Low alluvial plain in Siberia, Russia

The Central Yakutian Lowland or the Central Yakutian Lowlands (Центральноякутская равнина; Саха сирин ортоку намтала), also known as the Central Yakutian Plain or the Vilyuy Lowland, is a low alluvial plain in Siberia, Russia.

Administratively the territory of the lowland is part of the Sakha Republic (Yakutia). It is an extensive plain located in the transition zone between Central and Eastern Siberia and is one of the Great Russian Regions. The main city is Yakutsk, with a number of settlements near it, but the area of the lowland is largely uninhabited elsewhere.

==Geography==

The Central Yakutian Lowlands extend along the middle basin of the Lena River and partly further downstream and are about 900 km in length and 350 km wide. They drop gradually from the Central Siberian Plateau to the west and the Lena Plateau to the south and southwest. To the northwest the lowland merges with the North Siberian Lowland and to the north it is bound by the watershed fringing the Lena and Olenyok River basins. To the northeast and east the Central Yakutian Lowland reaches the foothills of the Verkhoyansk Range, westernmost part of the East Siberian Mountains.

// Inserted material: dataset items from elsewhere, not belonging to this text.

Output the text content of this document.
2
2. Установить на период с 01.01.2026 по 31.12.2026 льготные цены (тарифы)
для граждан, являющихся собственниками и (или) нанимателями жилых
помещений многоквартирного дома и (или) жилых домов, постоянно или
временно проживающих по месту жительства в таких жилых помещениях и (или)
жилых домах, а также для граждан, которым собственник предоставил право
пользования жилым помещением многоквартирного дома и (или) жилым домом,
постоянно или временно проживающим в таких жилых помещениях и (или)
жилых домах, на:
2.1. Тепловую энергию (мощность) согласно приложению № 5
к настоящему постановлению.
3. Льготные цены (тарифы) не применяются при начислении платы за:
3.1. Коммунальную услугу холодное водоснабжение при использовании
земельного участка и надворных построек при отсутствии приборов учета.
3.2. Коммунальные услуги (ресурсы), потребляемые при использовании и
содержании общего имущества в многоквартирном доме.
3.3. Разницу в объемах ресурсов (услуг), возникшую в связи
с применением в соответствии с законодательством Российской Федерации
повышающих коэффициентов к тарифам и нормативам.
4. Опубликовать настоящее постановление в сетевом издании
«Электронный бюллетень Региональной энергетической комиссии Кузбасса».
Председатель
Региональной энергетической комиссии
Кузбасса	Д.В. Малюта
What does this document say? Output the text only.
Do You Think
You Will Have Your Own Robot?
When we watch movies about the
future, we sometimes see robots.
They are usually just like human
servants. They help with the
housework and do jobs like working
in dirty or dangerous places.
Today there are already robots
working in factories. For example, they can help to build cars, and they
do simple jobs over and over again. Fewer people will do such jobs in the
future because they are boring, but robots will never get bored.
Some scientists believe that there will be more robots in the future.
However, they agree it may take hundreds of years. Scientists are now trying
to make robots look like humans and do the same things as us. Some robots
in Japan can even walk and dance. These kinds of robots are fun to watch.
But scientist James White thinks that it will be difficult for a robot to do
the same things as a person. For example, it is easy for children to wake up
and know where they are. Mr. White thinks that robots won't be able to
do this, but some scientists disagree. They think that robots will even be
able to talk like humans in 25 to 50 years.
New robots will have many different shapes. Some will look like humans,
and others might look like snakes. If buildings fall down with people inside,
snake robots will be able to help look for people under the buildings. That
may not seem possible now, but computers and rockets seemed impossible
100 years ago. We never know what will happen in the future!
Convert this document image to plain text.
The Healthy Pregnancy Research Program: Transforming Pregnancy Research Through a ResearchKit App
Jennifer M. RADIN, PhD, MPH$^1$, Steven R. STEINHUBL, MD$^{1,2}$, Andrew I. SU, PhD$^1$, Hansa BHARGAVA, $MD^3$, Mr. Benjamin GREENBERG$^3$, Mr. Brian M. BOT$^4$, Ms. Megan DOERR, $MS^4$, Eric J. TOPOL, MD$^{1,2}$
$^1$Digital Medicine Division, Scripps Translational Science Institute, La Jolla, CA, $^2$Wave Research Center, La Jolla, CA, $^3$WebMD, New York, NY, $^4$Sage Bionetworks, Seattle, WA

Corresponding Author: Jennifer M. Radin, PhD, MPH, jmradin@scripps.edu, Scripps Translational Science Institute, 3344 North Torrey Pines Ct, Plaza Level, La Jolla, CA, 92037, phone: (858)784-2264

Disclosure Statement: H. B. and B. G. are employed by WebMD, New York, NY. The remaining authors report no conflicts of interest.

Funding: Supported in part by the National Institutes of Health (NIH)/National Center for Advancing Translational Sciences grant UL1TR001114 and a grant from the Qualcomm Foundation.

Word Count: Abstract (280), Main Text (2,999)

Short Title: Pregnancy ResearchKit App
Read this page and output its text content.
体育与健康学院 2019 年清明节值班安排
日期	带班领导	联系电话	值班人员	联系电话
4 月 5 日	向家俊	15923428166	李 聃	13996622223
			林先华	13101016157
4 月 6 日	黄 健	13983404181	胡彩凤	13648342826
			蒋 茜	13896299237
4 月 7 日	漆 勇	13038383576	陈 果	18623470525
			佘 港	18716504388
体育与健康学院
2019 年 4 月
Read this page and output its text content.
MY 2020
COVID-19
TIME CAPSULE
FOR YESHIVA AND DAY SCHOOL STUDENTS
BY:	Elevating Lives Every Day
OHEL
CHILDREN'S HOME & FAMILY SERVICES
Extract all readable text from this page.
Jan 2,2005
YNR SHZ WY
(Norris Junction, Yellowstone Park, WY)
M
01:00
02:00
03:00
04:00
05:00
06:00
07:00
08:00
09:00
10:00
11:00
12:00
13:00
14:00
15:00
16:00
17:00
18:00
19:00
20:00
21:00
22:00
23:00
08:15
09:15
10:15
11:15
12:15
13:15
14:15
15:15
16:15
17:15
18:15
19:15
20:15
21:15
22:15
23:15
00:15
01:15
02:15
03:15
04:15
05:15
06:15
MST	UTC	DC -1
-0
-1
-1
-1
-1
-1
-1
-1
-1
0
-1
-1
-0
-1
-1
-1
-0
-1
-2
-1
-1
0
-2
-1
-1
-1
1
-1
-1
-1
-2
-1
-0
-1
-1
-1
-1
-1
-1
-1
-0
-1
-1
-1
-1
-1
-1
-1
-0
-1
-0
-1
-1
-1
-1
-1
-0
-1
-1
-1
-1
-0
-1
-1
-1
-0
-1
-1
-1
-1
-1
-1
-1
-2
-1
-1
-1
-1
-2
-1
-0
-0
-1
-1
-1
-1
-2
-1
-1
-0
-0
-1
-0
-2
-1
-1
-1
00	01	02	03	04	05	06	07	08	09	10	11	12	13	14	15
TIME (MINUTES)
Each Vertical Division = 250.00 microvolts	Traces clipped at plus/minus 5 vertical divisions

The Central Yakutian Lowlands are a flat plain, slightly higher in its peripheral parts. Permafrost is continuous throughout the region. Owing to poor drainage, swamps and thermokarst lakes (alases), are common, as well as low bulges or bumps known as "bulgunnyakh" (Булгунньах). In the northwest the Tukulan (Тукуланы) sand dunes are relief forms shaped by aeolian processes along the valley of the Lena River. There are also some areas of high soil salinity.

===Hydrography===
There are hundreds of river valleys all across the lowlands, which, besides the Lena, include the lower reaches of the Lena tributaries Vilyuy, Amga and Aldan. The entire length of the course of some of the large left tributaries of the Lena, such as the Lungkha, Tyugyuene, Sitte, Khanchaly and Kenkeme, falls wholly within the lowland area. These rivers are subject to spring floods during the thaw period and occasional rain floods in the summer. During the winter small rivers and rivulets freeze to the bottom. The largest lakes of the lowland are Nedzheli and Ulakhan-Kyuel.

| German map of the Russian geomorphological regions. | View of the lowland taiga. |

==Geology==
Geologically the lowland roughly corresponds to the eastern, lowest parts of the Vilyuy Syneclise. It is filled with Mesozoic deposits and Quaternary sands and loams, both of alluvial and eolian origin.

==Climate and flora==
The climate prevailing in the lowland is an extreme subarctic climate (Köppen Dfd), continental and harsh, characterized by a very low annual rainfall of barely 300 mm per year. 70% to 80% of the precipitation falls in the summer, mostly in the form of rain. The average air temperature in January is a frigid -45 C. In July the average temperature is 17 C.

Most of the lowland is covered by taiga in which larch predominates. There are as well areas of birch forests, marshes and grassy meadows.